If you ask the Catholics, we are all tainted by Original Sin by virtue of birth, but I prefer a more psychological explanation that requires fewer assumptions. It seems fairly evident to me that we have people who are raised by imperfect parents and they grow up to be imperfect people. This is normal; no one is perfect. The problem is that insecurities arise, prejudices arise, assumptions arise, and hatreds arise. People lack respect and love for their fellow man, they lack understanding, and so we gossip, we despise, we are cruel to one another. We lash out to protect ourselves, but we perpetuate a cycle of pain. Why have we repaid evil for Good? It is a damn shame, but at this point in time, it could not be any other way.

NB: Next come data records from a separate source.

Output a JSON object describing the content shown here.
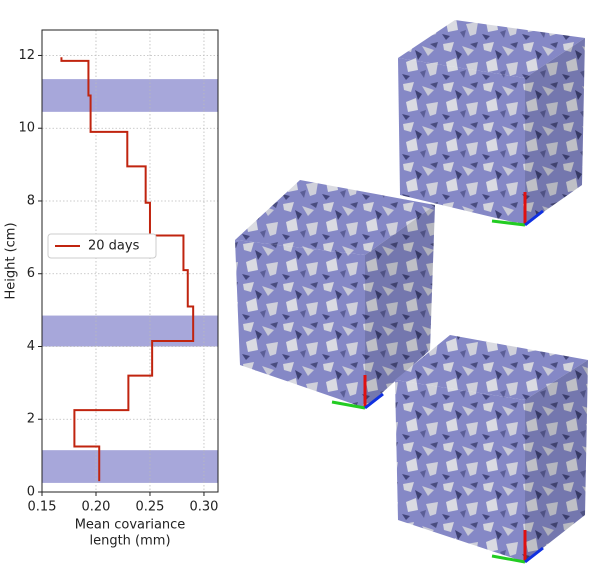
{
  "chart_data": {
    "type": "line",
    "xlabel_lines": [
      "Mean covariance",
      "length (mm)"
    ],
    "ylabel": "Height (cm)",
    "xlim": [
      0.15,
      0.313
    ],
    "ylim": [
      0,
      12.7
    ],
    "xticks": [
      0.15,
      {
        "value": 0.2,
        "label": "0.20"
      },
      0.25,
      {
        "value": 0.3,
        "label": "0.30"
      }
    ],
    "yticks": [
      0,
      2,
      4,
      6,
      8,
      10,
      12
    ],
    "grid": true,
    "legend": "center left",
    "bands": [
      [
        10.45,
        11.35
      ],
      [
        4.0,
        4.85
      ],
      [
        0.25,
        1.15
      ]
    ],
    "band_color": "#a7a7da",
    "series": [
      {
        "name": "20 days",
        "color": "#c0240f",
        "x": [
          0.168,
          0.168,
          0.193,
          0.193,
          0.195,
          0.195,
          0.229,
          0.229,
          0.246,
          0.246,
          0.25,
          0.25,
          0.281,
          0.281,
          0.285,
          0.285,
          0.29,
          0.29,
          0.252,
          0.252,
          0.23,
          0.23,
          0.18,
          0.18,
          0.203,
          0.203
        ],
        "y": [
          11.95,
          11.85,
          11.85,
          10.9,
          10.9,
          9.9,
          9.9,
          8.95,
          8.95,
          7.95,
          7.95,
          7.05,
          7.05,
          6.1,
          6.1,
          5.1,
          5.1,
          4.15,
          4.15,
          3.2,
          3.2,
          2.25,
          2.25,
          1.25,
          1.25,
          0.3
        ]
      }
    ]
  }
}
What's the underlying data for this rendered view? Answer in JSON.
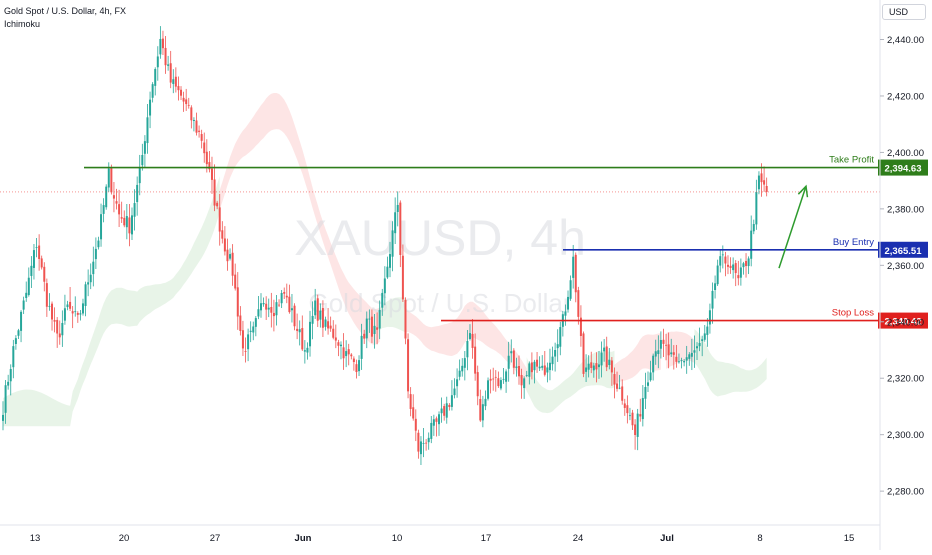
{
  "header": {
    "title": "Gold Spot / U.S. Dollar, 4h, FX",
    "indicator": "Ichimoku"
  },
  "currency": "USD",
  "watermark": {
    "symbol": "XAUUSD, 4h",
    "description": "Gold Spot / U.S. Dollar"
  },
  "colors": {
    "up": "#26a69a",
    "down": "#ef5350",
    "take_profit": "#2e7d1a",
    "buy_entry": "#1a2fb0",
    "stop_loss": "#e0201e",
    "last_price_line": "#ef5350",
    "cloud_bull": "#e6f3e6",
    "cloud_bear": "#fde2e2",
    "arrow": "#2e9b2e",
    "axis_text": "#131722"
  },
  "chart_data": {
    "type": "candlestick",
    "y_axis": {
      "min": 2268,
      "max": 2454,
      "ticks": [
        2280,
        2300,
        2320,
        2340,
        2360,
        2380,
        2400,
        2420,
        2440
      ],
      "tick_labels": [
        "2,280.00",
        "2,300.00",
        "2,320.00",
        "2,340.00",
        "2,360.00",
        "2,380.00",
        "2,400.00",
        "2,420.00",
        "2,440.00"
      ]
    },
    "x_axis": {
      "labels": [
        "13",
        "20",
        "27",
        "Jun",
        "10",
        "17",
        "24",
        "Jul",
        "8",
        "15"
      ],
      "bold_labels": [
        "Jun",
        "Jul"
      ]
    },
    "levels": [
      {
        "name": "Take Profit",
        "value": 2394.63,
        "label": "2,394.63"
      },
      {
        "name": "Buy Entry",
        "value": 2365.51,
        "label": "2,365.51"
      },
      {
        "name": "Stop Loss",
        "value": 2340.42,
        "label": "2,340.42"
      }
    ],
    "last_price": 2386.0,
    "path_anchors": [
      [
        0,
        2310
      ],
      [
        4,
        2330
      ],
      [
        9,
        2350
      ],
      [
        13,
        2368
      ],
      [
        17,
        2348
      ],
      [
        21,
        2334
      ],
      [
        25,
        2345
      ],
      [
        29,
        2340
      ],
      [
        33,
        2355
      ],
      [
        37,
        2370
      ],
      [
        41,
        2392
      ],
      [
        45,
        2378
      ],
      [
        49,
        2374
      ],
      [
        53,
        2392
      ],
      [
        57,
        2420
      ],
      [
        61,
        2440
      ],
      [
        65,
        2425
      ],
      [
        69,
        2420
      ],
      [
        73,
        2412
      ],
      [
        77,
        2405
      ],
      [
        81,
        2388
      ],
      [
        85,
        2370
      ],
      [
        89,
        2358
      ],
      [
        93,
        2330
      ],
      [
        97,
        2336
      ],
      [
        101,
        2348
      ],
      [
        105,
        2345
      ],
      [
        109,
        2350
      ],
      [
        113,
        2340
      ],
      [
        117,
        2330
      ],
      [
        121,
        2345
      ],
      [
        125,
        2338
      ],
      [
        129,
        2335
      ],
      [
        133,
        2328
      ],
      [
        137,
        2325
      ],
      [
        141,
        2340
      ],
      [
        145,
        2335
      ],
      [
        149,
        2360
      ],
      [
        153,
        2382
      ],
      [
        157,
        2315
      ],
      [
        161,
        2295
      ],
      [
        165,
        2300
      ],
      [
        169,
        2305
      ],
      [
        173,
        2312
      ],
      [
        177,
        2320
      ],
      [
        181,
        2338
      ],
      [
        185,
        2305
      ],
      [
        189,
        2322
      ],
      [
        193,
        2318
      ],
      [
        197,
        2330
      ],
      [
        201,
        2315
      ],
      [
        205,
        2325
      ],
      [
        209,
        2322
      ],
      [
        213,
        2330
      ],
      [
        217,
        2340
      ],
      [
        221,
        2362
      ],
      [
        225,
        2322
      ],
      [
        229,
        2325
      ],
      [
        233,
        2328
      ],
      [
        237,
        2320
      ],
      [
        241,
        2312
      ],
      [
        245,
        2300
      ],
      [
        249,
        2318
      ],
      [
        253,
        2332
      ],
      [
        257,
        2330
      ],
      [
        261,
        2324
      ],
      [
        265,
        2328
      ],
      [
        269,
        2330
      ],
      [
        273,
        2336
      ],
      [
        277,
        2360
      ],
      [
        281,
        2362
      ],
      [
        285,
        2354
      ],
      [
        289,
        2364
      ],
      [
        293,
        2390
      ],
      [
        296,
        2386
      ]
    ]
  }
}
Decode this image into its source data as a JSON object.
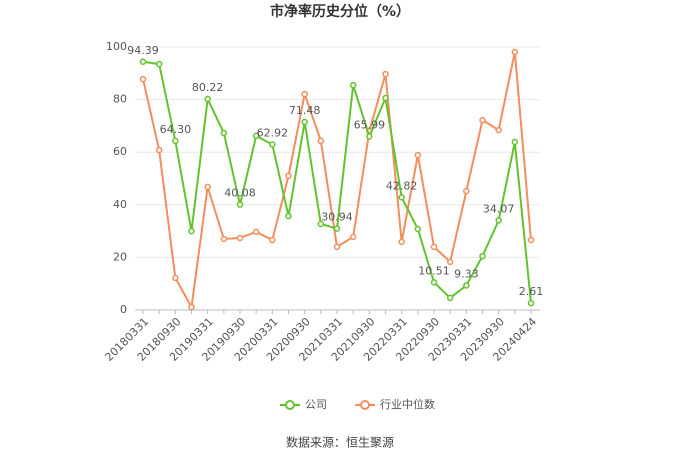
{
  "chart_data": {
    "type": "line",
    "title": "市净率历史分位（%）",
    "categories": [
      "20180331",
      null,
      "20180930",
      null,
      "20190331",
      null,
      "20190930",
      null,
      "20200331",
      null,
      "20200930",
      null,
      "20210331",
      null,
      "20210930",
      null,
      "20220331",
      null,
      "20220930",
      null,
      "20230331",
      null,
      "20230930",
      null,
      "20240424"
    ],
    "series": [
      {
        "name": "公司",
        "color": "#63c32d",
        "values": [
          94.39,
          93.5,
          64.3,
          30,
          80.22,
          67.3,
          40.08,
          66.2,
          62.92,
          35.7,
          71.48,
          32.7,
          30.94,
          85.5,
          65.99,
          80.6,
          42.82,
          30.8,
          10.51,
          4.6,
          9.33,
          20.5,
          34.07,
          63.9,
          2.61
        ],
        "value_labels": [
          "94.39",
          null,
          "64.30",
          null,
          "80.22",
          null,
          "40.08",
          null,
          "62.92",
          null,
          "71.48",
          null,
          "30.94",
          null,
          "65.99",
          null,
          "42.82",
          null,
          "10.51",
          null,
          "9.33",
          null,
          "34.07",
          null,
          "2.61"
        ]
      },
      {
        "name": "行业中位数",
        "color": "#f28e5d",
        "values": [
          87.8,
          60.8,
          12.2,
          1.1,
          46.8,
          27,
          27.4,
          29.7,
          26.6,
          51,
          82.1,
          64.3,
          24,
          27.8,
          68,
          89.7,
          25.9,
          58.9,
          24,
          18.3,
          45.2,
          72.2,
          68.4,
          98.1,
          26.6
        ]
      }
    ],
    "ylim": [
      0,
      100
    ],
    "yticks": [
      0,
      20,
      40,
      60,
      80,
      100
    ],
    "grid": true,
    "source": "数据来源：恒生聚源"
  }
}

The second quote just sounds intense. Something I could picture being read by Jules Winnfield (as played by Mr. Samuel L. Jackson, of course). “Did you not KNOW that such a man as I… can cer-tain-ly practice di-vi-na-tion?”
“N*gga, you really gonna drag me into this mess?” ¹
Hell yes, I am.
Joseph finally breaks down after Judah pleads his case for his father’s life and the freedom of his brother, speaking passionately for he is truly his brother’s keeper. (See what I did there?) Joseph sends away all his servants and reveals himself to his brothers.
This is my favorite part of this story because Joseph tells his brothers not to grieve or be angry. He tells them it was good that he was sent to Egypt, because now with his ability to interpret dreams he has saved many people from famine and has provided for his family. He tells his brothers that it was God, not they, who landed him in Egypt. I like this because it is a Biblical illustration of the idea of little miracles adding up to bigger ones.
- Brothers become jealous of Joseph
- Brothers decide to sell Joseph to Midianites make money
- Joseph is sold in Egypt to the captain of the guard
- Joseph distinguishes himself in the house of his master, but is imprisoned from a false claim by the master’s wife
- Joseph meets Pharaoh’s butler and baker, who had landed themselves in prison
- Joseph interprets their dreams, the butler is freed
- Joseph is forgotten until the Pharaoh has a strange dream two years later
- The butler remembers Joseph and he is brought before Pharaoh
- Joseph becomes a trusted adviser with great power and is able to mitigate the effects of the coming famine
- Joseph is able to provide for his family during the famine and is reunited with his brothers.
Literally, God could have made this really easy and straightforward, but this is not the way the universe works. All these little things, the infidelity of the wife, the crime of the butler, etc., all these things had to add up over time to put Joseph in exactly the right place. This is the miracle, that all of these people, including him, his brothers, and everyone else… their actions collectively resulted in the new present moment. When a man becomes like a king, it seems more miraculous, but these patterns are all around us, even in the most mundane of places.
Joseph tells his brothers to retrieve his father and family, and that they will dwell in the land of Goshen and be provided for. Pharaoh hears all this and promises Joseph that he will help him take care of his father.
The brothers get back and tell the story to their father, who can scarcely believe it. When he sees the carts laden with food and grain, he knows that there is truth in their words, and vows to see Joseph, his son, before he passes on.